Debugging/profiling cluster from a node without a GPU...

joemarlin · September 7, 2017, 6:53pm

I have used Nsight on Windows, but am new to the Linux implementation. (Microsoft’s evil empire may be many things, but at least they assimilated a very user friendly IDE…)

I am running into some very basic problems, and was was hoping someone has some insight on how to fix them.

Is it possible to run the profiler and debugger from a head node that does not have a GPU?

We have a cluster with 16 GPU nodes on remote machines, but they are called as needed by the main processing task.
When I try and profile or debug test code, I am getting an error that says no GPU found.

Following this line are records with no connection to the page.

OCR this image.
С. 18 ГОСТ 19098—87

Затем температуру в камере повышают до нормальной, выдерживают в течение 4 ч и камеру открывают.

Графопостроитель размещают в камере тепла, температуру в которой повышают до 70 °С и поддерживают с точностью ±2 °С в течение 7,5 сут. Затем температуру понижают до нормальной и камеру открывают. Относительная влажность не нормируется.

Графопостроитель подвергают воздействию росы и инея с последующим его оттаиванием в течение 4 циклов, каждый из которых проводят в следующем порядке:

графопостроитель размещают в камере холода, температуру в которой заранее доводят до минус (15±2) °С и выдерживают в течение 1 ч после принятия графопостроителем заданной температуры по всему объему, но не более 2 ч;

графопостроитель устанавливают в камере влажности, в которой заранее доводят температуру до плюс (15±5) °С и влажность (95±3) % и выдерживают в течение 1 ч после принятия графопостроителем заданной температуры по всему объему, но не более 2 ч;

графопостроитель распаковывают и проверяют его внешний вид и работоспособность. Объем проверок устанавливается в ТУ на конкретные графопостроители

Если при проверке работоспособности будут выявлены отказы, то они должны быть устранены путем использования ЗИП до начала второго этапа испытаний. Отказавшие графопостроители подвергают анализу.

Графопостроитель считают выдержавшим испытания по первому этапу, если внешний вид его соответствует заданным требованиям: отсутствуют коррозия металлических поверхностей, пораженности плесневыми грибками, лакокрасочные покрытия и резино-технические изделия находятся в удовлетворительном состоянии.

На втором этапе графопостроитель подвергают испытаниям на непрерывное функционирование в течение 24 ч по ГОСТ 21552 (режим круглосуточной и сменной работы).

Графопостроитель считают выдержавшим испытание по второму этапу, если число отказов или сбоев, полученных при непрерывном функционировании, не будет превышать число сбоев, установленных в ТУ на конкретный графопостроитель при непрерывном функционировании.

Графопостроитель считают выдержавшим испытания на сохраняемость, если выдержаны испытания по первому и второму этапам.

The main code is a rather convoluted set mix of C++/C and XML that has been mixed together for the past 20 years. All glued together with CMake
.
In order to run it, a script must be called and an mpirun command executed.

How do you change the ‘Run’ button in the IDE to:
a) Execute a series of ‘shell’ commands? ( e.g. mpirun, bash scripts)
b) Make the execution directory a specific location?
The mpi_hostfile and other configuration files use paths relative to the starting directory, and each user will have his own configuration. (Hard-coding paths might work, but would not be a preferable solution.)

Thank you for any help or direction to relevant threads.

veraj · October 11, 2017, 5:03am

Hi, joemarlin

Answer your question below

1)Nsight do support remote run/profile/debugging, you can refer to CUDA Toolkit Documentation

2)Run->Run/Debug/Profile configurations allows you to specify the target application you want to execute, for Run/Profile, it is OK to use script here as long as it is executable. For Debug, if using script, it will report “File format not recognized” by cuda-gdb, so a real application need here.

3)For mpirun, you can refer to Profiler :: CUDA Toolkit Documentation

Hope these helps.

Best Regards
Vera J